Consider $\mathbb{R}^N = \mathbb{R}^{N_1} \times \mathbb{R}^{N_2}$ and $B$ the unit ball in $\mathbb{R}^N$. Define $f_\alpha(x,y) = |x|^{\alpha}$ for $\alpha \geq 0$ and $(x,y) \in B$. Given $u \in L^2(B)$, I am wondering if the function $\frac{u(x,y)}{f_\alpha(x,y)}$ is in $L^1_{loc}(B)$ for all $\alpha > 0$. I know that $\frac{1}{f_\alpha} \in L^1_{loc}(B)$ if $\alpha < N_1$. In fact, denoting $B^{N_i}$ the unit ball in $\mathbb{R}^{N_i}$ for $i=1,2$ and noticing that $B \subset B^{N_1} \times B^{N_2}$, one has $$ \int_B \frac{1}{f_\alpha(x,y)} d(x,y) \leq \int_{B^{N_1} \times B^{N_2}} \frac{1}{f(x,y)} d(x,y) = \int_{B^{N_1}}\int_{B^{N_2}} |x|^{-\alpha} dy dx = C_1 \int_{B^{N_1}} |x|^{-\alpha} dx = C_2 \int_0^1 r^{-\alpha + N_1 - 1} dr = C_2 \frac{1}{(-\alpha + N_1)}. $$ I know how to prove that $\frac{u}{f_\alpha} \in L^1_{loc}(B)$ for some restriction on $\alpha$. This is not the problem.

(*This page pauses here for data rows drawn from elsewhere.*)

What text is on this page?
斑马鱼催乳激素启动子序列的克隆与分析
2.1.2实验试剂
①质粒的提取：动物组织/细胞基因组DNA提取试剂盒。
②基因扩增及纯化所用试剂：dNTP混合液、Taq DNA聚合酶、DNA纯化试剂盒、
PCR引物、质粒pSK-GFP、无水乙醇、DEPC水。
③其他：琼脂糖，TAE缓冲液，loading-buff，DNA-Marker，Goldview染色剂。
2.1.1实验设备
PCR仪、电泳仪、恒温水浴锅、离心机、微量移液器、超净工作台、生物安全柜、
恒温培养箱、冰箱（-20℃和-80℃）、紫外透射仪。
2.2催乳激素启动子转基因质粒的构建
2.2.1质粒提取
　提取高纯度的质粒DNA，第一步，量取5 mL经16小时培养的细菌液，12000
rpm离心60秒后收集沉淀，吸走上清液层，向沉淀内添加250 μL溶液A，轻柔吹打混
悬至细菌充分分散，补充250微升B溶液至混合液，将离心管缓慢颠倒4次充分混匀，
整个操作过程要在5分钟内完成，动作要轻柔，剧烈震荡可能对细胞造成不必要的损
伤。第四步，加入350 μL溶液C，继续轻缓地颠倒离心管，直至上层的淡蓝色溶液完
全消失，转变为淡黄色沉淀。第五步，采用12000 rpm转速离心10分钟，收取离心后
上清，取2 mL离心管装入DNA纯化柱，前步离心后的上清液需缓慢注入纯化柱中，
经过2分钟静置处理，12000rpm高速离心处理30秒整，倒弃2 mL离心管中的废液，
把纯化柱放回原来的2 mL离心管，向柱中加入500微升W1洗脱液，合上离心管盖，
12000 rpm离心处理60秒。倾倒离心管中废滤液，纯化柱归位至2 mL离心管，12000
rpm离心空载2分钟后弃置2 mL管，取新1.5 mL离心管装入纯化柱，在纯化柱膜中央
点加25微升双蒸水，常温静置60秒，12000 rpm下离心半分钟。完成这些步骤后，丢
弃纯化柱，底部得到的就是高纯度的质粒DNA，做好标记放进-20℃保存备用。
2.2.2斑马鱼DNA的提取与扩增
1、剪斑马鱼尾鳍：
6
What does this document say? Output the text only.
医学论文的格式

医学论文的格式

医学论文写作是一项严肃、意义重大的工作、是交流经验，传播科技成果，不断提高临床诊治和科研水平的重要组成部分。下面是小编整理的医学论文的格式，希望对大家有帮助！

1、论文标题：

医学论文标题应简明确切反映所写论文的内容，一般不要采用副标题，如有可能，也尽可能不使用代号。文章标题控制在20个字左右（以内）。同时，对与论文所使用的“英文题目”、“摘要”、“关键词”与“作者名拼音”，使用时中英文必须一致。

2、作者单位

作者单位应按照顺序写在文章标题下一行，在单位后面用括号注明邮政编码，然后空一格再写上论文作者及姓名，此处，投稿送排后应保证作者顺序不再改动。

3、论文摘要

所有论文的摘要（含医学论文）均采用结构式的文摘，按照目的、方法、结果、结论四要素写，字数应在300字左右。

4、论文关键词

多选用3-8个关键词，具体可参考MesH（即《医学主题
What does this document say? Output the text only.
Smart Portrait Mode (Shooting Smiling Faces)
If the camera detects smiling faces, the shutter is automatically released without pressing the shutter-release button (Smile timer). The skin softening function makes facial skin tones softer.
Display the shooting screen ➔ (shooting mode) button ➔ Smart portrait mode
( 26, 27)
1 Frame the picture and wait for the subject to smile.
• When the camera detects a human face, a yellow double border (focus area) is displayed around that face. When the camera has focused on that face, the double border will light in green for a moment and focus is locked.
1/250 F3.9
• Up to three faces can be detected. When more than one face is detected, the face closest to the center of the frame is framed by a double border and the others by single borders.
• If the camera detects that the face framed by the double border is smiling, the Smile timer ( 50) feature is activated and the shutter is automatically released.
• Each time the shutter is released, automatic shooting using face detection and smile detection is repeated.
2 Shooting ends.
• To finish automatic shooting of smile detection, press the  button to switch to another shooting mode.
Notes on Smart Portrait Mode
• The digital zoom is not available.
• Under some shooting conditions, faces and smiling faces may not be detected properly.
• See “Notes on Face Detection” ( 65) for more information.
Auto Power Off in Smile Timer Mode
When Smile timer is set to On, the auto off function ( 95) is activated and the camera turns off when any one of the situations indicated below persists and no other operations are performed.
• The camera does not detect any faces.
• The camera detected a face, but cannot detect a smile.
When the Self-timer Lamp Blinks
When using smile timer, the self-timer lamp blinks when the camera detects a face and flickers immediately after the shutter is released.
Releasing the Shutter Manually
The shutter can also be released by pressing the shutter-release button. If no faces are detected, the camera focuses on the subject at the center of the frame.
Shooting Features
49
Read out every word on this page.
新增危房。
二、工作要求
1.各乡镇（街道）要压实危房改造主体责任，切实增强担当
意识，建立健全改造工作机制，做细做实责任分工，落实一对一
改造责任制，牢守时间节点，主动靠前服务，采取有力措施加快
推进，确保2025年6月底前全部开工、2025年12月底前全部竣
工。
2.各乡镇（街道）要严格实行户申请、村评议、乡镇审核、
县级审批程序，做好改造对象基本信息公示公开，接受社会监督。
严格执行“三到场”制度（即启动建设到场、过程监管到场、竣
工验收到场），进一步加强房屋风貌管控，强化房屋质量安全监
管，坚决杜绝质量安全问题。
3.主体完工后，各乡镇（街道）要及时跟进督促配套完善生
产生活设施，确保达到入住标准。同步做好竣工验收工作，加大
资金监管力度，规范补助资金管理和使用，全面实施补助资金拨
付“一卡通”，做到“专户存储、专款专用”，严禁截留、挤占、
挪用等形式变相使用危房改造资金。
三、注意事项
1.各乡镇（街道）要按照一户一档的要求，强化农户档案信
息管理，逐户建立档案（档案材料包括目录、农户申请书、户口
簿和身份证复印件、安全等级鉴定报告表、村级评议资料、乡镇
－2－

My questions are:
- Given $u \in L^2(\Omega)$, then $\frac{u}{f_\alpha} \not\in L^1_{loc}(B)$ for some $\alpha > 0$ ?
- Under which condition on $u \in L^2(B)$ can we have $\frac{u}{f_\alpha} \in L^1_{loc}(B)$ for all $\alpha > 0$ ?